« Quand il est avec Pogacar, il oublie toutes ses ambitions » : l'altruiste Wellens enfin récompensé
Dans un petit salon de son hôtel à Toulouse, mardi, Tim Wellens avait opté pour un petit rafraîchissement de la nuque, probablement en prévision d'une séance photo qu'on avait sollicitée et qui fut finalement ajournée. On ne l'imaginait pas coquet mais, après plus d'une semaine à suer sang et eau pour son leader Tadej Pogacar, le Belge de 34 ans fut malgré tout bien inspiré de passer la tondeuse et, dimanche, sur le podium, il portait beau avec sa nouvelle coupe et son maillot de champion de Belgique.
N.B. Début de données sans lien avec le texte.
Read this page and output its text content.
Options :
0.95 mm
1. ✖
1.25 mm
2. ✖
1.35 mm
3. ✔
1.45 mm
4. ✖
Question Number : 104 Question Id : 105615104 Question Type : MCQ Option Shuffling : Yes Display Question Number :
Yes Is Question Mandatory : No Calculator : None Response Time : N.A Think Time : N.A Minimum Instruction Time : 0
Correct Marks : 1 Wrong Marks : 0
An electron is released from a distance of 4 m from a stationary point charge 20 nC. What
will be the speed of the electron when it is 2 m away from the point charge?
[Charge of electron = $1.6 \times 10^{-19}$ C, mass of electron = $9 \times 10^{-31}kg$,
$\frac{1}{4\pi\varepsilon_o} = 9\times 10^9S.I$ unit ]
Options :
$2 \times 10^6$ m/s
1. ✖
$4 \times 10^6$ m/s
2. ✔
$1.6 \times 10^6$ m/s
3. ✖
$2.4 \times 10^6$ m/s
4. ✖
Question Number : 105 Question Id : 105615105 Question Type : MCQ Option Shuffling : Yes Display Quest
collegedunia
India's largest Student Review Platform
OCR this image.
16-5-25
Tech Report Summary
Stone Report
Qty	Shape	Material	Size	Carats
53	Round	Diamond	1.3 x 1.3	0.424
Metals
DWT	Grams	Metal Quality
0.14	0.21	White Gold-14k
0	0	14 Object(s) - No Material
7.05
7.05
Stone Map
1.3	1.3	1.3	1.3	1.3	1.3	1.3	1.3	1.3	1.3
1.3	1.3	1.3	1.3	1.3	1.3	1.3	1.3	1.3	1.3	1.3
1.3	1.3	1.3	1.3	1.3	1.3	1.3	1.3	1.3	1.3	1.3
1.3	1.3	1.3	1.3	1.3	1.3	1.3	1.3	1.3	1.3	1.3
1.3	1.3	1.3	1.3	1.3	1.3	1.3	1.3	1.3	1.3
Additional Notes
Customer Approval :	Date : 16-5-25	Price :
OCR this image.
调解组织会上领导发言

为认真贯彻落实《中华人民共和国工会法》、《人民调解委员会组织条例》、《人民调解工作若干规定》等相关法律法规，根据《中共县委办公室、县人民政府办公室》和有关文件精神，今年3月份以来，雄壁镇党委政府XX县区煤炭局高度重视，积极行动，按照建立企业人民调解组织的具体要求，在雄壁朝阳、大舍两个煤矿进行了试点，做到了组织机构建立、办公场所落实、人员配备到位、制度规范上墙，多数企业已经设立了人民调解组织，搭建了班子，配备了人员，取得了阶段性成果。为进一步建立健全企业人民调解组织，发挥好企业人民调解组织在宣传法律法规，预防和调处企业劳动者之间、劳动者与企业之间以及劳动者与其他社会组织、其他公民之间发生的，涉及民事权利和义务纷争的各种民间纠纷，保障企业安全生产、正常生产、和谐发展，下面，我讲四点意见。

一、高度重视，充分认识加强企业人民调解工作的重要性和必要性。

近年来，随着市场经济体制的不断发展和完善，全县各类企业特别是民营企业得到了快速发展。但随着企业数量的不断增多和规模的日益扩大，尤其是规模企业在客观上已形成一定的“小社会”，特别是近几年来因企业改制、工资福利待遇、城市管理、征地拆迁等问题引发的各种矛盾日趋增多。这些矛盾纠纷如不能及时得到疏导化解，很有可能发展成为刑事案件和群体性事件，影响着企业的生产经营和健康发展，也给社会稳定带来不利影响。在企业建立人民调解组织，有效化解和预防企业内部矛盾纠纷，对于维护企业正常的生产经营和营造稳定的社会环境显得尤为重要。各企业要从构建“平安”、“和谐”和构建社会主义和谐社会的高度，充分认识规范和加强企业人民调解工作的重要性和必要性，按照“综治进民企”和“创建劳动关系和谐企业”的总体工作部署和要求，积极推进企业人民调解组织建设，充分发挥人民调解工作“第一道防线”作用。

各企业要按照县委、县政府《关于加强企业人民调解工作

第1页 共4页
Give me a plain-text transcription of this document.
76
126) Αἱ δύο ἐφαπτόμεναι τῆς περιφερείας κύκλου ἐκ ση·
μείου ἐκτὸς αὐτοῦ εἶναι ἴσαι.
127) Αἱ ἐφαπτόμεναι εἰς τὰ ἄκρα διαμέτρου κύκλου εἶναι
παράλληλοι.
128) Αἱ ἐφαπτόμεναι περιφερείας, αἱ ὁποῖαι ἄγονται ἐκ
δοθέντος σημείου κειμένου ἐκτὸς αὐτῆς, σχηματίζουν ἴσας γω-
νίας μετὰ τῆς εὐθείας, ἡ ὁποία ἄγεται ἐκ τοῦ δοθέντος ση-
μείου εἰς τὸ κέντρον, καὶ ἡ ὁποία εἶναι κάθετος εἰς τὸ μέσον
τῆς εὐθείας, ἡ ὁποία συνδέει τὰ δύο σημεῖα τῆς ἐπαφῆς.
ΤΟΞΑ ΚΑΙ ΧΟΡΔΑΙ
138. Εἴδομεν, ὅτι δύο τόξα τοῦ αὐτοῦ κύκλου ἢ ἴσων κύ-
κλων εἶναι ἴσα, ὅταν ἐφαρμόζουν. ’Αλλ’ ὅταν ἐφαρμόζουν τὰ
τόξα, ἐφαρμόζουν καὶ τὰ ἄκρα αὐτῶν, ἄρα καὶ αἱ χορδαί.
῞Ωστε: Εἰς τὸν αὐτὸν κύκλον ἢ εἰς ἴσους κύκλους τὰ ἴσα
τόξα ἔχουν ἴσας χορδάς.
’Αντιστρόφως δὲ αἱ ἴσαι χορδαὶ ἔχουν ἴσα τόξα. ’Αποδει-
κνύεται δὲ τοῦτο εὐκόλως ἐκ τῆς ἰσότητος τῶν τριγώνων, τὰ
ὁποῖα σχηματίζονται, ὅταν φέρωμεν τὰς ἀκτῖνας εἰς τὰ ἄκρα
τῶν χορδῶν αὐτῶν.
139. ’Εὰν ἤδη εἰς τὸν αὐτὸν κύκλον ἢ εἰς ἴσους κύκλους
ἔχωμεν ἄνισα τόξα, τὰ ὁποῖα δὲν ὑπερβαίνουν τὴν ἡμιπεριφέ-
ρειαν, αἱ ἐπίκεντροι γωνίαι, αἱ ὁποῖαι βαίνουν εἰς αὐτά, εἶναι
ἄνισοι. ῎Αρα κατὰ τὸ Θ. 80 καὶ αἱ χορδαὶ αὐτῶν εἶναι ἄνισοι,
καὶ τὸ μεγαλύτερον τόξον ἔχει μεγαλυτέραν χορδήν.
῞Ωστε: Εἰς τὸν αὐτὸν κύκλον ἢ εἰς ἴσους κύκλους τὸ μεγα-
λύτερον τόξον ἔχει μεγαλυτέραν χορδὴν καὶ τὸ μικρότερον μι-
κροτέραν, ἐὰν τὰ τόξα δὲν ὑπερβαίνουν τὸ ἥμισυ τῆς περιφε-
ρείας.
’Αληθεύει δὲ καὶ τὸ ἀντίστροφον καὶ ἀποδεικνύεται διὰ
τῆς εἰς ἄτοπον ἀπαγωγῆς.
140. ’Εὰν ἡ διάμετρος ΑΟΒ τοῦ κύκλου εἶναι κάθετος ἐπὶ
Vainqueur d'une étape au coeur des massifs de pins et des étangs, aux confins de l'Aude et du Tarn, le coursier d'UAE s'est imposé comme à ses plus belles heures (deux victoires sur la Vuelta en 2020 et deux sur le Giro, en 2016 et 2018), comme il y a trois semaines en endossant le maillot tricolore, au bout d'un raid solitaire quasi identique d'une quarantaine de kilomètres : « Je suis très fier de mon nouveau maillot de champion de Belgique car le podium (il a devancé Remco Evenepoel et Jasper Philipsen à Binche) est très beau », évoquait-il lors de la journée de repos.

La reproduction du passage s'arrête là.